Bunny Hoest and John Reiner’s Lockhorns (July 12) includes an example of using “adding up” to mean “make sense”. It’s a slight thing. But the same idiom was used last week, in Eric Teitelbaum and Bill Teitelbaum’s Bottomliners. I don’t think Comic Strip Master Command is ordering this punch line yet, but you never know.

And finally, I do want to try something a tiny bit new, and explicitly invite you-the-readers to say what strip most amused you. Please feel free to comment about your choices, r warn me that I set up the poll wrong. I haven’t tried this before.

Last weekend I visited the Vintage Flipper World pinball museum just outside Ann Arbor, Michigan. Among the games there was Gottleib’s 1955 table Sweet Add-A-Line. It’s a peculiar table by modern standards, since nearly all the playfield is a bunch of lanes, channels through which the pinball might roll. But …

Each of the lanes is numbered. Rolling one down lights up that number in the backglass, as above. And if you roll all the numbers in one of the eight strips of tape, the game opens up bonus opportunities. It’s a fun game and certainly one of the top adding-machine-themed pinball machines I’ve ever played. I grant this is of marginal mathematical content, but, heck, I smiled.

The Internet Pinball Database has a scan of the game’s advertising flyer, which I like if nothing else for its defensive “Amusement Pinballs: as American as Baseball and Hot Dogs!” slogan.

## Monopoly Chances

While the whole world surely heard about it before, I just today ran across a web page purporting to give the probabilities and expected incomes for the various squares on a Monopoly board. There are many similar versions of this table around — the Monopoly app for iPad even offers the probability that your opponents will land on any given square in the next turn, which is superlatively useful if you want to micromanage your building — and I wouldn’t be surprised if there are little variations and differences between tables.

What’s interesting to me is that the author, Truman Collins, works out the answers by two different models, and considers the results to probably be fairly close to correct because the different models of the game agree fairly well.

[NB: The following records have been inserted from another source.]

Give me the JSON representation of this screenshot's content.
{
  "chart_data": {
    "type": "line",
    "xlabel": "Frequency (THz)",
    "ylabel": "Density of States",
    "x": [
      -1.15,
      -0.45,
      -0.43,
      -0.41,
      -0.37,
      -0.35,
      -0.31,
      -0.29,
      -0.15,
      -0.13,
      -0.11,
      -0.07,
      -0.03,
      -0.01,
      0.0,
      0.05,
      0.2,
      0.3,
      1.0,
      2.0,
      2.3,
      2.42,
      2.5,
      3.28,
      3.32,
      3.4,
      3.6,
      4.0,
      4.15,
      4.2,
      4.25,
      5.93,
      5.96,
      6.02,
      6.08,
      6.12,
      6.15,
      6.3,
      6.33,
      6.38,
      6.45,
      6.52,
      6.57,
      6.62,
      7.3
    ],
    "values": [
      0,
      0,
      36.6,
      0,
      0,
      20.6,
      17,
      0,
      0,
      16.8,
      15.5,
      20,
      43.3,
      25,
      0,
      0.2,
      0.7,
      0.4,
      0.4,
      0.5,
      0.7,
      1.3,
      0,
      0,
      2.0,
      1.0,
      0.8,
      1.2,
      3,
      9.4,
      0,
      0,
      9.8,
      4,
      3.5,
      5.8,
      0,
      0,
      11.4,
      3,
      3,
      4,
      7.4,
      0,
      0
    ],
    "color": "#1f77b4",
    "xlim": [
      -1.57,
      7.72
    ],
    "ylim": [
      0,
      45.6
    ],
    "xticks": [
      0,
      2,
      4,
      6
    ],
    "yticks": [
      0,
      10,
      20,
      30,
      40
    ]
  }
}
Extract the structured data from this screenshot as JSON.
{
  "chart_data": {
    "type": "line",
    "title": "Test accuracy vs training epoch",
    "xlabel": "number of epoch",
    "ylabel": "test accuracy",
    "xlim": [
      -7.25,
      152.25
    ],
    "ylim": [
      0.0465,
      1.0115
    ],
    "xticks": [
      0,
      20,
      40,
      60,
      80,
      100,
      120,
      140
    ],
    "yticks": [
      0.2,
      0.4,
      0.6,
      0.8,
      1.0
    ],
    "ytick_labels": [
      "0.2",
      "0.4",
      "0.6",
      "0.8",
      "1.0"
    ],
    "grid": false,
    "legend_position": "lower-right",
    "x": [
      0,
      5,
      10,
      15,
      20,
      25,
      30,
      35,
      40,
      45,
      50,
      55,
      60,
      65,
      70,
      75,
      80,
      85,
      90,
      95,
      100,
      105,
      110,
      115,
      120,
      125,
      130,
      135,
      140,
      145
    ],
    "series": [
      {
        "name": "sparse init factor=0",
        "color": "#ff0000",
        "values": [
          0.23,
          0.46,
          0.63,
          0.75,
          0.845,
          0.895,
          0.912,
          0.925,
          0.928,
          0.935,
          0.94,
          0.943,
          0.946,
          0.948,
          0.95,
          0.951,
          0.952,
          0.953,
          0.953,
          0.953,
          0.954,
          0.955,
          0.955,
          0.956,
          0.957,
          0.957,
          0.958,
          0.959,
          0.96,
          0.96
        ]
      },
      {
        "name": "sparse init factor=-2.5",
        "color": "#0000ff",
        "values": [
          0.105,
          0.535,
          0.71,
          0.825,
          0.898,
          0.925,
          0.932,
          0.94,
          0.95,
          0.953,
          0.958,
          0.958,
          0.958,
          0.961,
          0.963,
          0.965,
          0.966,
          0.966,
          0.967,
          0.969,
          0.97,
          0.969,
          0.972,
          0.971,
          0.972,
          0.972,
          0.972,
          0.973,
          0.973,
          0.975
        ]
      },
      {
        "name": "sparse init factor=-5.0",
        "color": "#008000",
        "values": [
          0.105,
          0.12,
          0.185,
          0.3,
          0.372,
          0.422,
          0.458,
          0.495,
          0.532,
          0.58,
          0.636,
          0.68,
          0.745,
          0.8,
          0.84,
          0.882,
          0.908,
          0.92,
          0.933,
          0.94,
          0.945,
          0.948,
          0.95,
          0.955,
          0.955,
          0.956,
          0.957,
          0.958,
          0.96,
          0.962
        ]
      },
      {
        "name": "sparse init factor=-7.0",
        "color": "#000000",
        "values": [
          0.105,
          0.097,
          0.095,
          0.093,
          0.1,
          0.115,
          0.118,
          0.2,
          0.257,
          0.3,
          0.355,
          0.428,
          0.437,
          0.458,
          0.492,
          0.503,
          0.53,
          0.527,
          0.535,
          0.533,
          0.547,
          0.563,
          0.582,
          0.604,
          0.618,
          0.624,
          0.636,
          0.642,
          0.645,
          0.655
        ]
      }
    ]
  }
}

There are some important programming differences between Collins’s two models (both of which are shown, in code written in C, so it won’t compile on your system without a lot of irritating extra work), but the one that’s most obvious is that in one model the effect of being tossed into jail after rolling three doubles in a row is modelled, while in the other it’s ignored.

Does this matter? Well, it matters a bit, since one is closer to the true game than the other, but at the cost of making a more complicated simulation, which is the normal sort of trade-off someone building a model has to make. Any simulation simplifies the thing being modelled, and a rule like the jail-on-three-doubles might be too much bother for the improvement in accuracy it offers.

Here’s another thing to decide in building the model: when you land in jail, you can either pay a \$50 fine and get out immediately, or can try to roll doubles. If there are a lot of properties bought by your opponents, sitting in jail (as the rolling-doubles method implies) can be better, as it reduces the chance you have to pay rent to someone else. That’s likely the state in the later part of the game. If there are a lot of unclaimed properties, you want to get out and buy stuff. Collins simulates this by supposing that in the early game one buys one’s way out, and in the late game one rolls for doubles. But even that’s a simplification: suppose you owned much of the sides of the board after jail. (You’re likely crushing me, in that case.) Why not get out and get closer to Go the sooner, as long as it’s not likely to cost you?

That Collins tries different models and gets similar results suggest that these estimates are tolerably close to right, and often, that’s the best one can really know about how well a model of a complicated thing represents the reality.